Our final model implements a pipeline for text classification using logistic regression with hyperparameter tuning through grid search. Initially, the text data undergoes lemmatization, a process that reduces words to their base or dictionary form (lemma). This helps in standardizing word with different forms to their common base form. Then, the data is split into training and testing sets. The pipeline is set up with two main components: CountVectorizer for converting text data into numerical vectors and Logistic Regression for classification. Various parameters for CountVectorizer, such as the maximum number of features, minimum document frequency, and n-gram range, are specified for optimization. GridSearchCV is employed to systematically search through these parameter combinations using 5-fold cross-validation. After fitting the pipeline to the training data, predictions are made on the testing data and the resulting performance metrics are calculated.

#Initalize Whitespace tokenizer
w_tokenizer = nltk.tokenize.WhitespaceTokenizer()
#Initalize WorkNet lemmatizer
lemmatizer = nltk.stem.WordNetLemmatizer()

#Define function to lemmatize text
def lemmatize_text(text):
    return ' '.join([lemmatizer.lemmatize(w) for w in w_tokenizer.tokenize(text)])

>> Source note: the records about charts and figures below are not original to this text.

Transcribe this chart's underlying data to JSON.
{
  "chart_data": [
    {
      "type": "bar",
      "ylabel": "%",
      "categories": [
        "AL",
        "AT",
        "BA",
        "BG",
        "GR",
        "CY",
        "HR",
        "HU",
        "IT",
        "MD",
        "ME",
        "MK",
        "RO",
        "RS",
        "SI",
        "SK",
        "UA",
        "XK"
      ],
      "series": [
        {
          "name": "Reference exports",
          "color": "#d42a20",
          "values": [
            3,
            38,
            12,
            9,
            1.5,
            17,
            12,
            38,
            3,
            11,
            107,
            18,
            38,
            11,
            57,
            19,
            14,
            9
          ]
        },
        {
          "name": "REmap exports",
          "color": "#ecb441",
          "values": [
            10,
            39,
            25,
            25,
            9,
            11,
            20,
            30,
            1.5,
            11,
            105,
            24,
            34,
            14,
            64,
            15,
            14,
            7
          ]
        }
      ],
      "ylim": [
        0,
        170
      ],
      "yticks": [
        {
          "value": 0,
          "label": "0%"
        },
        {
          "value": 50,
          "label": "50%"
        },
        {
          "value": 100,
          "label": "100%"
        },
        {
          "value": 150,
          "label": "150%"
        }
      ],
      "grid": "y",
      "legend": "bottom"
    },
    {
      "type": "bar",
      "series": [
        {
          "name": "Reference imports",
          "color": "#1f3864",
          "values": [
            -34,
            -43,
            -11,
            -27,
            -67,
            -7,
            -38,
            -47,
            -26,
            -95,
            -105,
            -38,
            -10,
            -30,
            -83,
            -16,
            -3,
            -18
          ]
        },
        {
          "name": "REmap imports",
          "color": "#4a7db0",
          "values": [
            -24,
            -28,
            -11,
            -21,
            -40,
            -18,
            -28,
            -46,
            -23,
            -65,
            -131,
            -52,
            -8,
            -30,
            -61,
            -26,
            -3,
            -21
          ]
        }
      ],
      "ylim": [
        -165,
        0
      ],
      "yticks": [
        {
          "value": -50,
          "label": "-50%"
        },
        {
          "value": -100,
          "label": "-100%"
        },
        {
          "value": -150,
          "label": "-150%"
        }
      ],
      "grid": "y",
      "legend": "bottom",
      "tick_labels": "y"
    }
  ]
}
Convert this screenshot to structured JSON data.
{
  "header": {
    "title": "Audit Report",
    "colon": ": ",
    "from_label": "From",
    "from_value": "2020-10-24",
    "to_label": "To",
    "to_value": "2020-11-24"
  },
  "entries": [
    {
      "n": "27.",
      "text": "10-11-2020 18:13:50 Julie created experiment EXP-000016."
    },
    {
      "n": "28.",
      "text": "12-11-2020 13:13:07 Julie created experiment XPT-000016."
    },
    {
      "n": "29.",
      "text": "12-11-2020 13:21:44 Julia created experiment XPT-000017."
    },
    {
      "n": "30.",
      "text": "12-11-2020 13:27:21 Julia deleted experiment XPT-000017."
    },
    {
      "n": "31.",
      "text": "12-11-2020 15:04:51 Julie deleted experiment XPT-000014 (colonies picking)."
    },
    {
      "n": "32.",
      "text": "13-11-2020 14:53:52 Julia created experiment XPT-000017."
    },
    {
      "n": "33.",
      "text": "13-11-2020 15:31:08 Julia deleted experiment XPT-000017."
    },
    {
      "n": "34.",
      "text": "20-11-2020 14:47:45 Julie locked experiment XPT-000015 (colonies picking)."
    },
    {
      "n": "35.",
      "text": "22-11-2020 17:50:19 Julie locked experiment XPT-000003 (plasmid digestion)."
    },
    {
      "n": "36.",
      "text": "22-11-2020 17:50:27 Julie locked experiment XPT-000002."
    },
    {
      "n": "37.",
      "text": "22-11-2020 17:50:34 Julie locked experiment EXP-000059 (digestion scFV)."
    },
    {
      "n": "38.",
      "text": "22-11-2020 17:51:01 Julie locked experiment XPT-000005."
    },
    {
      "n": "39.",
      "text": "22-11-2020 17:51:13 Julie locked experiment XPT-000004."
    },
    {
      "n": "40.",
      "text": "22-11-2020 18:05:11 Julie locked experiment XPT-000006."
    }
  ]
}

#Apply lemmatization to predictive variables
X = df['answer'].apply(lemmatize_text)

#Train test split
X_train, X_test, y_train, y_test = train_test_split(X, y, test_size=0.2, random_state=42)

#Set up pipeline
pipe = Pipeline([
    ('cvec', CountVectorizer()),  # Vectorization
    ('lr', LogisticRegression(max_iter=1000)) #Raised max_iter as was getting an error that total no. of iterations reached limit
])

#Pipeline parameters
pipe_params = {
    'cvec__max_features': [None, 500, 1000, 5000],
    'cvec__min_df': [1, 10, 50],
    'cvec__max_df': [0.25, .5, 0.95],
    'cvec__ngram_range': [(1, 2), (1, 1)],
    'cvec__stop_words': ['english', None]
}

#Instantiate GridSearchCV
gs = GridSearchCV(pipe, #Object we are optimizing
                  pipe_params, #Parameters values for which we are searching
                  cv = 5) #5-fold cross-validation.

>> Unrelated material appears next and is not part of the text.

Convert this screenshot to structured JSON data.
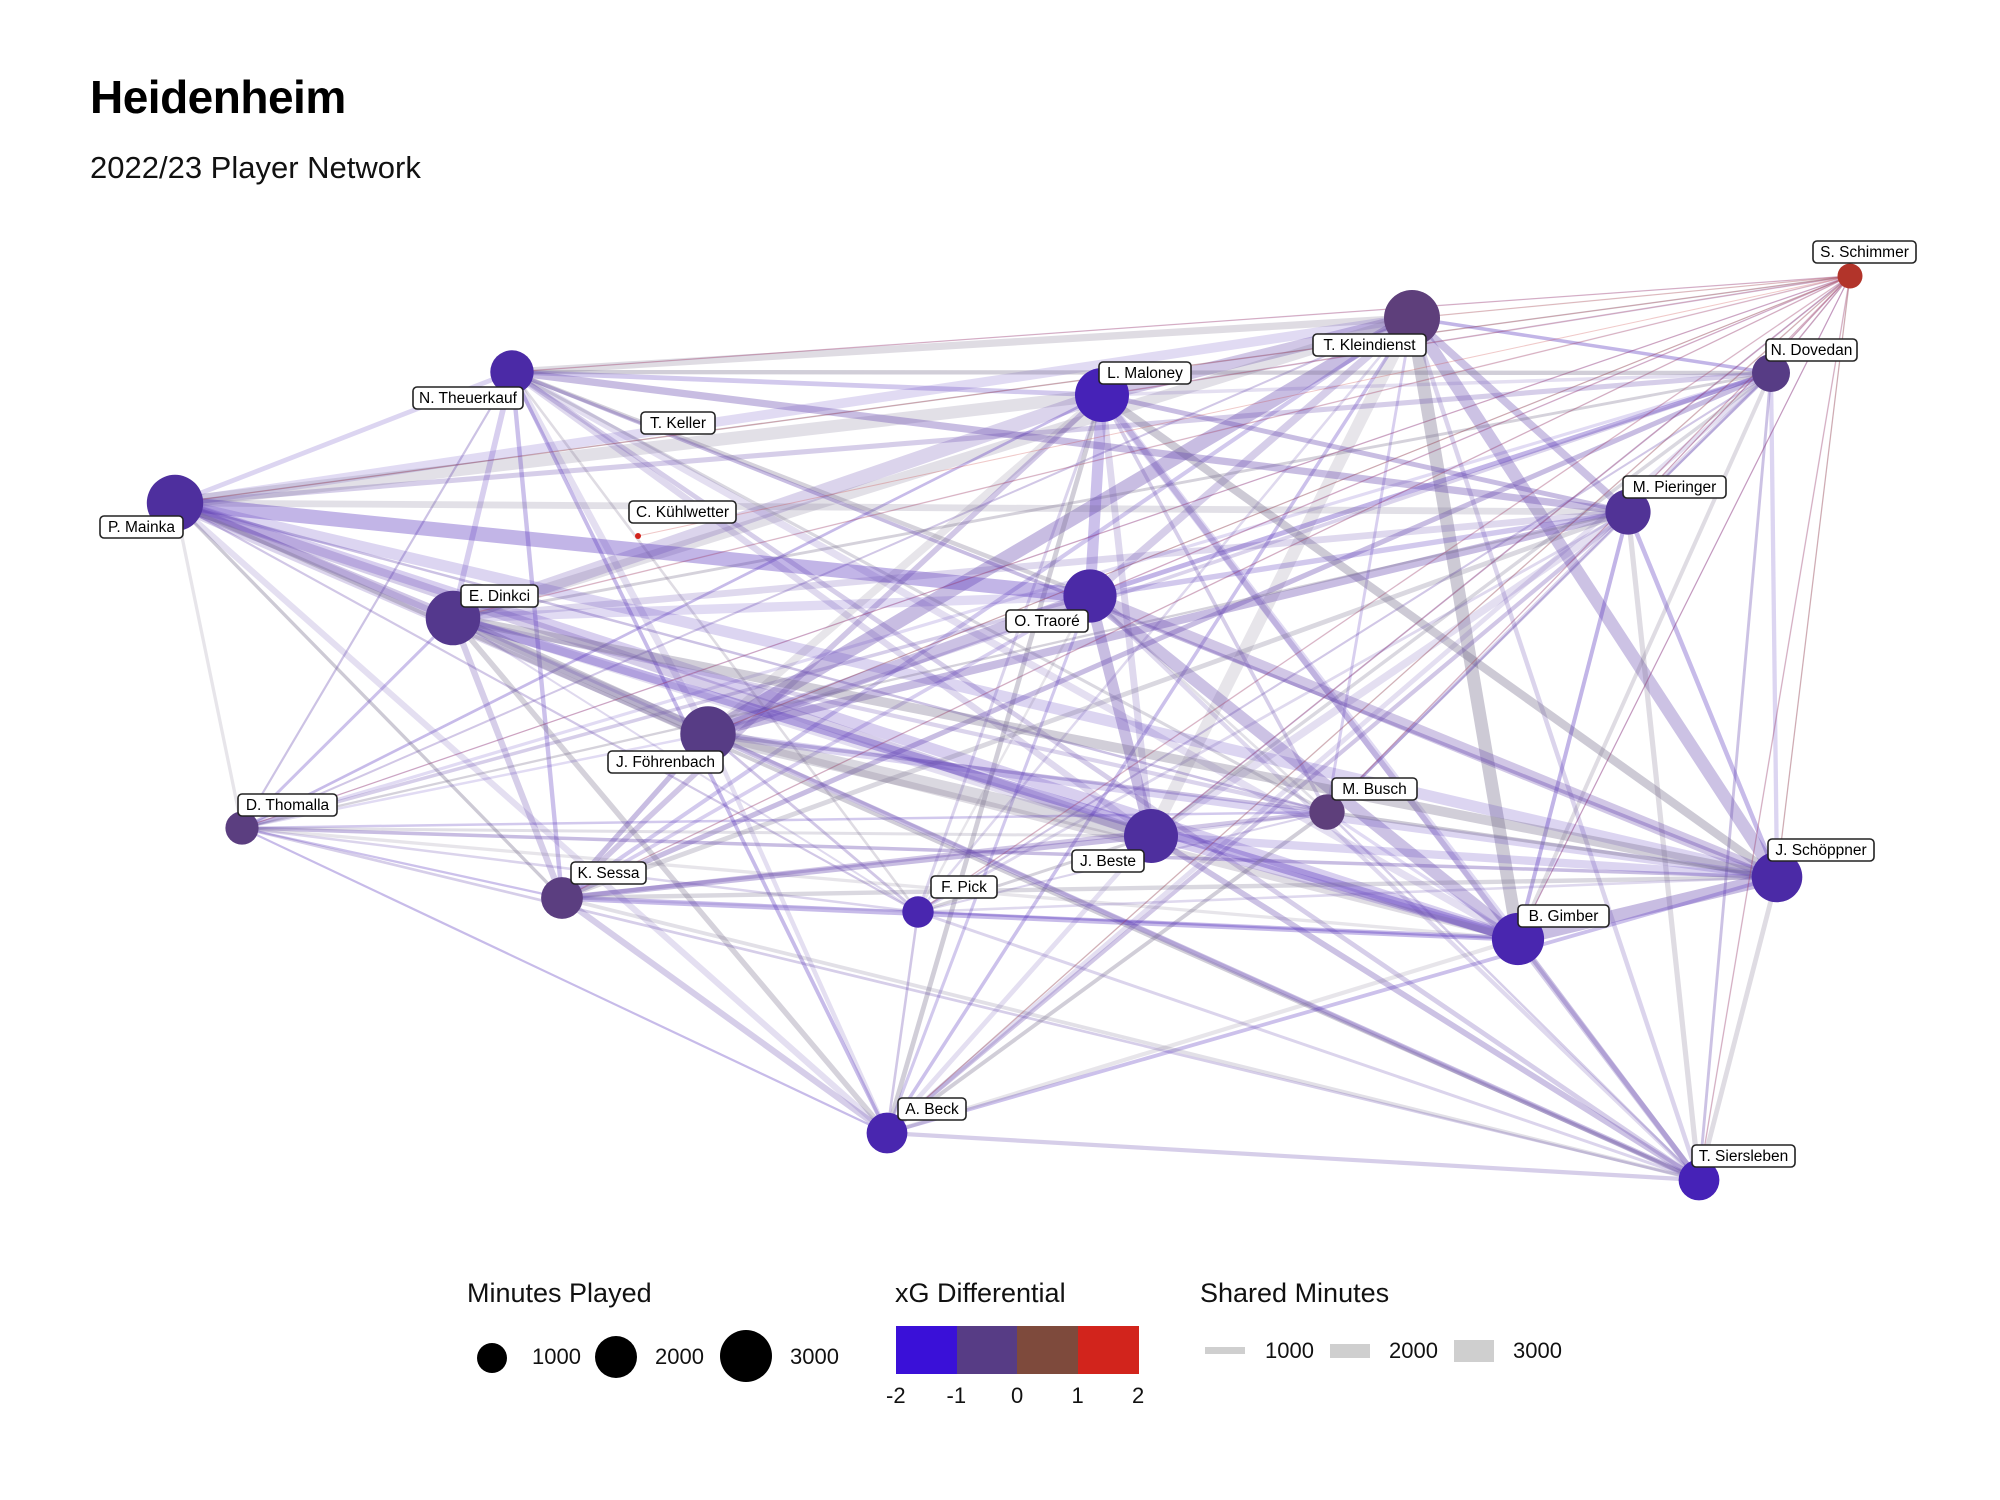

#Fit GridSearch to training data
gs.fit(X_train, y_train)

#Get predictions
preds = gs.predict(X_test)

#View confusion matrix
disp = ConfusionMatrixDisplay.from_estimator(gs, X_test, y_test, cmap='Reds', values_format='d');
disp.plot()

#Calculate normalized value counts of predicted values (compare to baseline)
y_pred_norm = pd.Series(preds).value_counts(normalize = True)

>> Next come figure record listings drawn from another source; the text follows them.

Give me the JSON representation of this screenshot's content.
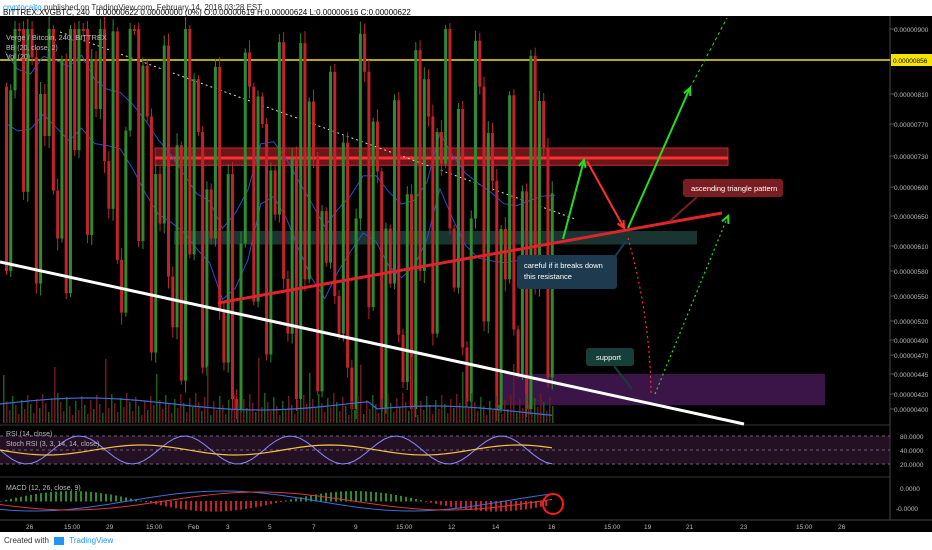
{
  "header": {
    "author": "cryptocalto",
    "published": "published on TradingView.com, February 14, 2018 03:28 EST",
    "symbol_line": "BITTREX:XVGBTC, 240",
    "ohlc_line": "0.00000622 0.00000000 (0%) O:0.00000619 H:0.00000624 L:0.00000616 C:0.00000622"
  },
  "legend": {
    "title": "Verge / Bitcoin, 240, BITTREX",
    "bb": "BB (20, close, 2)",
    "vol": "Vol (20)"
  },
  "footer": {
    "created": "Created with",
    "brand": "TradingView"
  },
  "colors": {
    "bg": "#000000",
    "up": "#2e8b2e",
    "down": "#c2222b",
    "resistance_zone": "#c62830",
    "support_zone": "#2e5f5a",
    "purple_zone": "#4a1a5a",
    "trend": "#e0242b",
    "arrow_green": "#22dd22",
    "white_line": "#ffffff",
    "yellow_line": "#f5e400",
    "bb": "#2c4ccf",
    "rsi": "#f5c542",
    "stoch": "#8a8aff"
  },
  "annotations": {
    "triangle": "ascending triangle pattern",
    "careful": "careful if it breaks down this resistance",
    "support": "support"
  },
  "chart_data": [
    {
      "type": "line",
      "title": "Verge / Bitcoin, 240, BITTREX",
      "y_axis_labels": [
        "0.00000900",
        "0.00000856",
        "0.00000810",
        "0.00000770",
        "0.00000730",
        "0.00000690",
        "0.00000650",
        "0.00000610",
        "0.00000580",
        "0.00000550",
        "0.00000520",
        "0.00000490",
        "0.00000470",
        "0.00000445",
        "0.00000420",
        "0.00000400"
      ],
      "highlighted_price": "0.00000856",
      "x_axis_labels": [
        "26",
        "15:00",
        "29",
        "15:00",
        "Feb",
        "3",
        "5",
        "7",
        "9",
        "15:00",
        "12",
        "14",
        "16",
        "15:00",
        "19",
        "21",
        "23",
        "15:00",
        "26"
      ],
      "price_range": [
        4e-06,
        9e-06
      ],
      "price_path": [
        [
          0,
          8.2e-06
        ],
        [
          2,
          8.05e-06
        ],
        [
          4,
          8e-06
        ],
        [
          6,
          8.15e-06
        ],
        [
          8,
          8e-06
        ],
        [
          10,
          7.9e-06
        ],
        [
          12,
          8.12e-06
        ],
        [
          14,
          7.9e-06
        ],
        [
          16,
          7.8e-06
        ],
        [
          18,
          7.7e-06
        ],
        [
          20,
          7.45e-06
        ],
        [
          22,
          7.2e-06
        ],
        [
          24,
          7e-06
        ],
        [
          26,
          6.9e-06
        ],
        [
          28,
          6.7e-06
        ],
        [
          30,
          6.4e-06
        ],
        [
          32,
          6.2e-06
        ],
        [
          34,
          5.8e-06
        ],
        [
          36,
          6e-06
        ],
        [
          38,
          6.4e-06
        ],
        [
          40,
          7.1e-06
        ],
        [
          42,
          7.12e-06
        ],
        [
          44,
          6.8e-06
        ],
        [
          46,
          6.4e-06
        ],
        [
          48,
          6.1e-06
        ],
        [
          50,
          5.9e-06
        ],
        [
          52,
          6.2e-06
        ],
        [
          54,
          6.4e-06
        ],
        [
          56,
          6.6e-06
        ],
        [
          58,
          6.5e-06
        ],
        [
          60,
          6.25e-06
        ],
        [
          62,
          6.15e-06
        ],
        [
          64,
          6.3e-06
        ],
        [
          66,
          6.6e-06
        ],
        [
          68,
          7.2e-06
        ],
        [
          70,
          6.8e-06
        ],
        [
          72,
          6.5e-06
        ],
        [
          74,
          6.4e-06
        ],
        [
          76,
          6.38e-06
        ],
        [
          78,
          6.3e-06
        ],
        [
          80,
          6.25e-06
        ],
        [
          82,
          6.22e-06
        ],
        [
          84,
          6.2e-06
        ],
        [
          86,
          6.22e-06
        ]
      ],
      "resistance_zone": [
        7.18e-06,
        7.4e-06
      ],
      "support_zone": [
        6.12e-06,
        6.3e-06
      ],
      "support_target_zone": [
        4.05e-06,
        4.45e-06
      ],
      "ascending_trendline": [
        [
          5.4e-06,
          0
        ],
        [
          6.55e-06,
          1
        ]
      ],
      "yellow_level": 8.56e-06
    },
    {
      "type": "line",
      "series": [
        {
          "name": "RSI (14, close)"
        },
        {
          "name": "Stoch RSI (3, 3, 14, 14, close)"
        }
      ],
      "y_axis_labels": [
        "80.0000",
        "40.0000",
        "20.0000"
      ],
      "ylim": [
        0,
        100
      ]
    },
    {
      "type": "bar",
      "series": [
        {
          "name": "MACD (12, 26, close, 9)"
        }
      ],
      "y_axis_labels": [
        "0.0000",
        "-0.0000"
      ]
    }
  ]
}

#Calculate parameters which result in highest score
best_param = gs.best_params_

#Calculate highest mean score
best_score = gs.best_score_

#Calculate score on training data
train_score = gs.score(X_train, y_train)

#Calculate score on testing data
test_score = gs.score(X_test, y_test)

print(y_pred_norm, best_param, best_score, train_score, test_score)

The values Model 3 gave:

y_pred Human: 55.3%
y_pred ChatGPT: 44.7%
Best score: 91.1%
Train score: 99.2%
Test score: 90.5%

Conclusion

The analysis of the classification models revealed that out of the three models evaluated, the final one emerged as the most effective in distinguishing between human-generated responses and those generated by ChatGPT. With a prediction accuracy of 90.5% on the testing data, the model demonstrated robust performance in correctly categorizing responses. Notably, the best score achieved during hyperparameter tuning reached 91.1%, underscoring the effectiveness of the chosen techniques in optimizing model performance. Furthermore, the model exhibited high consistency between training and testing scores, with minimal overfitting, as evidenced by the marginal difference between the two. These findings underscore the significance of employing natural language processing techniques coupled with classification modeling in discerning between human and bot-generated responses, offering valuable insights for maintaining the integrity of online conversations and enhancing the development of AI-driven content moderation tools.